When a thick lava flow cools it contracts vertically but cracks perpendicular to its directional flow with remarkable geometric regularity – in most cases forming a regular grid of remarkable hexagonal extrusions that almost appear to be made by man. One of the most famous such examples is the Giant’s Causeway on the coast of Ireland (shown above) though the largest and most widely recognized would be Devil’s Tower in Wyoming. Basalt also forms different but equally fascinating ways when eruptions are exposed to air or water.

BLUE HOLES

Blue Holes

Blue holes are giant and sudden drops in underwater elevation that get their name from the dark and foreboding blue tone they exhibit when viewed from above in relationship to surrounding waters. They can be hundreds of feet deep and while divers are able to explore some of them they are largely devoid of oxygen that would support sea life due to poor water circulation – leaving them eerily empty. Some blue holes, however, contain ancient fossil remains that have been discovered, preserved in their depths.

RED TIDES

Red Tides

Red tides are also known as algal blooms – sudden influxes of massive amounts of colored single-cell algae that can convert entire areas of an ocean or beach into a blood red color. While some of these can be relatively harmless, others can be harbingers of deadly toxins that cause the deaths of fish, birds and marine mammals. In some cases, even humans have been harmed by red tides though no human exposure are known to have been fatal. While they can be fatal, the constituent phytoplankton in ride tides are not harmful in small numbers.

ICE CIRCLES

Ice Circles

While many see these apparently perfect ice circles as worthy of conspiracy theorizing, scientists generally accept that they are formed by eddies in the water that spin a sizable piece of ice in a circular motion. As a result of this rotation, other pieces of ice and flotsam wear relatively evenly at the edges of the ice until it slowly forms into an essentially ideal circle. Ice circles have been seen with diameters of over 500 feet and can also at times be found in clusters and groups at different sizes as shown above.

MAMMATUS CLOUDS

Mammatus Clouds

True to their ominous appearance, mammatus clouds are often harbingers of a coming storm or other extreme weather system. Typically composed primarily of ice, they can extend for hundreds of miles in each direction and individual formations can remain visibly static for ten to fifteen minutes at a time. While they may appear foreboding they are merely the messengers – appearing around, before or even after severe weather.

FIRE RAINBOWS

Fire Rainbows

A circumhorizontal arc (properly a circumhorizon arc and never the recent uninformed and misleading term ‘fire rainbow’) is an optical phenomenon. It is not a rainbow, it is an ice-halo formed by ice crystals in high level cirrus clouds.

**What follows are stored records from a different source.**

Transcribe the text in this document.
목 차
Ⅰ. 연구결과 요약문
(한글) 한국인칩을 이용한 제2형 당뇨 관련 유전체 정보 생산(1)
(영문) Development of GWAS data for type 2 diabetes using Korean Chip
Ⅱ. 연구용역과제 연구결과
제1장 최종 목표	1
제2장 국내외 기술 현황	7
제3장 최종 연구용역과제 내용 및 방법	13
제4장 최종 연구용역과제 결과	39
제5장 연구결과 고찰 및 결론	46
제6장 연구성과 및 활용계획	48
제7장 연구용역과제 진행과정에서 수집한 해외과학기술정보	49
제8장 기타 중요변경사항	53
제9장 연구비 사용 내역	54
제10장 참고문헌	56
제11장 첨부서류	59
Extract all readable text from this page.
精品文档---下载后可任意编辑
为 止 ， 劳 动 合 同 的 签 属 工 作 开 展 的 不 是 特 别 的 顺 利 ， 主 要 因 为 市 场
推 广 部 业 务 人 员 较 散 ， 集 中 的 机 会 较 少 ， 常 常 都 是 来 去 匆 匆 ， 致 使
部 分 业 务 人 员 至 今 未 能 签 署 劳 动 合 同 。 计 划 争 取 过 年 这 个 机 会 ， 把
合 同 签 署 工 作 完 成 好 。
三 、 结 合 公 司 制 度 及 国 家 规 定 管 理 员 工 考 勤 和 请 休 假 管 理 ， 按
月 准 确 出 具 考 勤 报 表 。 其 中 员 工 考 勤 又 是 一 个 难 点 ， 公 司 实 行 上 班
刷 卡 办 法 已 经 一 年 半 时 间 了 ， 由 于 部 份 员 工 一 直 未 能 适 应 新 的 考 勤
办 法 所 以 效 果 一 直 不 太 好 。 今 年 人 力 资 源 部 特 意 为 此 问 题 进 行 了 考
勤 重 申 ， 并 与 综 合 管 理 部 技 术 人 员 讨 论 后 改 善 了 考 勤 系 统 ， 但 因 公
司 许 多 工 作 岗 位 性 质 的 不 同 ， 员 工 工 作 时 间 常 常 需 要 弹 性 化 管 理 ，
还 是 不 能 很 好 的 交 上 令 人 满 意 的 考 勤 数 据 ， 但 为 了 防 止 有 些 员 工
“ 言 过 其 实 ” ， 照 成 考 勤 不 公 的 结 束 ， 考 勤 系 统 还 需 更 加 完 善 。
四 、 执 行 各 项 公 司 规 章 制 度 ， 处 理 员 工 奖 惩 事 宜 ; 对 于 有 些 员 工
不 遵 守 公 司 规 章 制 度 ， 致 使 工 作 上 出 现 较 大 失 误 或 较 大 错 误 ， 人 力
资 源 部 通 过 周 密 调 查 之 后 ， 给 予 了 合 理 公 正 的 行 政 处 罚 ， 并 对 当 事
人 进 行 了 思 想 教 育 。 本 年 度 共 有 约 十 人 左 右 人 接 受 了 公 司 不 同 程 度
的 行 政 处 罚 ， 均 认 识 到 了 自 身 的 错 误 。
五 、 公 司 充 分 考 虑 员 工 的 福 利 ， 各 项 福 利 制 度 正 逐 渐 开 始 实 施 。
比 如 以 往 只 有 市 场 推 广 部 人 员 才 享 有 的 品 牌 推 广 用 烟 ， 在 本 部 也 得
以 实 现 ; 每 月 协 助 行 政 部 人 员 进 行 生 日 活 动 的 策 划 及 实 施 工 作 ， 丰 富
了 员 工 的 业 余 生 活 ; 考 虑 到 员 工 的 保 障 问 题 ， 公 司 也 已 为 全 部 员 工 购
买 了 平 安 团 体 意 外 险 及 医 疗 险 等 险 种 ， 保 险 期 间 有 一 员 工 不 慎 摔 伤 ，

The complete halo is a huge and beautiful multi-coloured band running parallel to the horizon with its center beneath the sun. The distance below the sun is twice as far as the common 22-degree halo. Red is the uppermost colour. Often, when the halo forming cloud is small or patchy, only fragments of the arc are seen.

There is a myth that the halo is rare. How often it is seen depends on location and in particular latitude. In the United States it is a relatively common halo seen several times each summer in any one place. In contrast, it is rare in mid-latitude and northern Europe.